Но едва отошли на несколько шагов, чубатый сказал вполголоса с досадою:
— Загнали козулю барину!
Когда казаки, сопровождаемые старым урядником, скрылись в березняке, женщина быстро, одним движением, поднялась с земли и, высоко вскинув руки, проворно надела рубаху. На какой‑то миг мелькнуло розовато–белое тело, сильное и гибкое, длинные стройные ноги, кровоточащая ссадина па левом колене, и тут же все укрылось от его глаз белым полотном рубахи.
Подпоручику было и радостно, что она так доверчиво откровенна перед ним, и тут же кольнуло, что он как будто для нее и не мужчина.
— Я сейчас, барин, — сказала она, убежала за куст и очень скоро появилась снова, уже в ситцевом набивном сарафане, обутая в легонькие чирочки. Белый платок она перекинула через плечо и, прямо и спокойно глядя на подпоручика, стала заплетать свою толстую рыжую косу.
Теперь, в длинном сарафане, она казалась тоненькой и даже хрупкой. И лицо у нее было совсем юное, девчачье: небольшой прямой, слегка вздернутый нос, чуточку пухлые губы, высокий чистый лоб и только большие, широко расставленные глубокой синевы глаза уже утратили свойственное юности выражение безмятежной беззаботности.
— У тебя рана на ноге, надо перевязать, — сказал подпоручик и, ухватясь за левый рукав своей рубахи, хотел оторвать его.
Она удержала его руку.
— Что ты, барин! Как но слободке пойдешь? — и засмеялась. —У нас шкура крестьянская, заживет, как на собаке.

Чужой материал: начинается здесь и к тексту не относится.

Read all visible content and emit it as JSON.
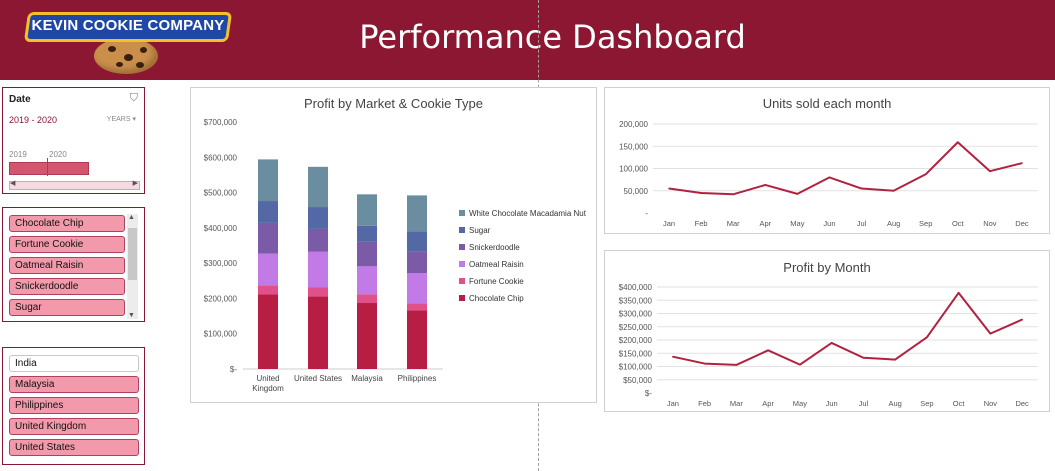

— Зачем так говоришь! — воскликнул подпоручик с упреком.
— Право, барин, — продолжала она, смеясь.
Прежде строгие темные ее глаза словно заискрились.
— Не зови меня барином, — попросил он.
— А как же? — и уже какие‑то лукавые нотки зазвучали в ее голосе.
— Алексеем меня звать.
— Ну, это не про меня, — серьезно, почти грустно, сказала она, и мгновенная перемена ее настроения снова и радостно, и тревожно кольнула его в сердце. — А величать как?
— Николаевичем. А тебя как звать?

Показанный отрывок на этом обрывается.